William Gray Muir, chairman of The Royal High School Preservation Trust, said: “The restoration of the old Royal High remains one of the most exciting and important cultural developments in Edinburgh and indeed the whole of Scotland. Our goal is that as well as providing an exemplary use for the building, excellence in accessibility and inclusion will be absolutely central to the ethos of how the Royal High School is used.
“The passage of time from 2016 to 2021 has allowed us to consult on and revise some aspects of our design proposal and to evolve our ambitions for the building to create a vision for a new National Centre for Music. In doing so we have brought in new partners in IMPACT Scotland and the Benedetti Foundation, who with us and St Mary’s Music School see this project as a means to create an entirely new way for everyone to engage with and enjoy classical music and the arts. It has the potential to show Scotland and Edinburgh at a new vanguard of classical music education and cultural inclusion.”
Analysis by BOP Consulting predicts the project will contribute nearly £100m to the Edinburgh economy over 30 years.
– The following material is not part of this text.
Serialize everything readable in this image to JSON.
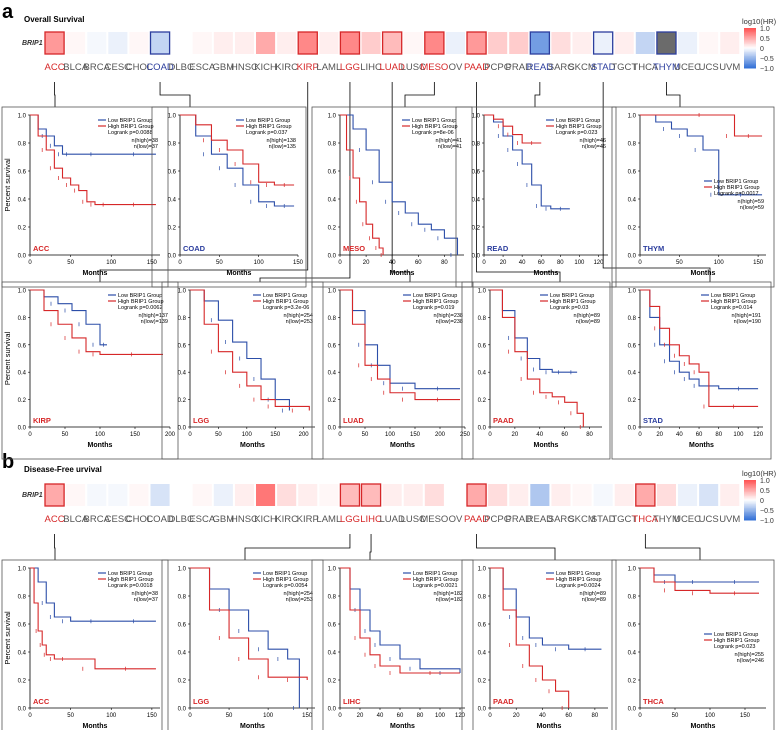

The capital phase alone will generate over £30m in net economic value, while the ongoing economic impact for the city is expected to be in the region of £3.7m per annum through its operation. This is the equivalent of 342 jobs created in the first three years of the project.
William Gray Muir added: “To facilitate this expanded vision and lock in the economic sustainability of the plans, the Trust has received increased funding now totalling £55 million. We are enormously grateful to Dunard Fund and Carol Colburn Grigor for their unfailing generosity toward not just the RHSPT but other arts projects across Scotland. Their positive legacy will leave an indelible mark in Scotland’s cultural and economic landscape for generations to come.”
Duddingston House Properties and Urbanist Hotels, who had their revised plans for a 127-room redevelopment of the building knocked back by the Scottish Government in November following a public inquiry, have vowed to return with fresh proposals for the site.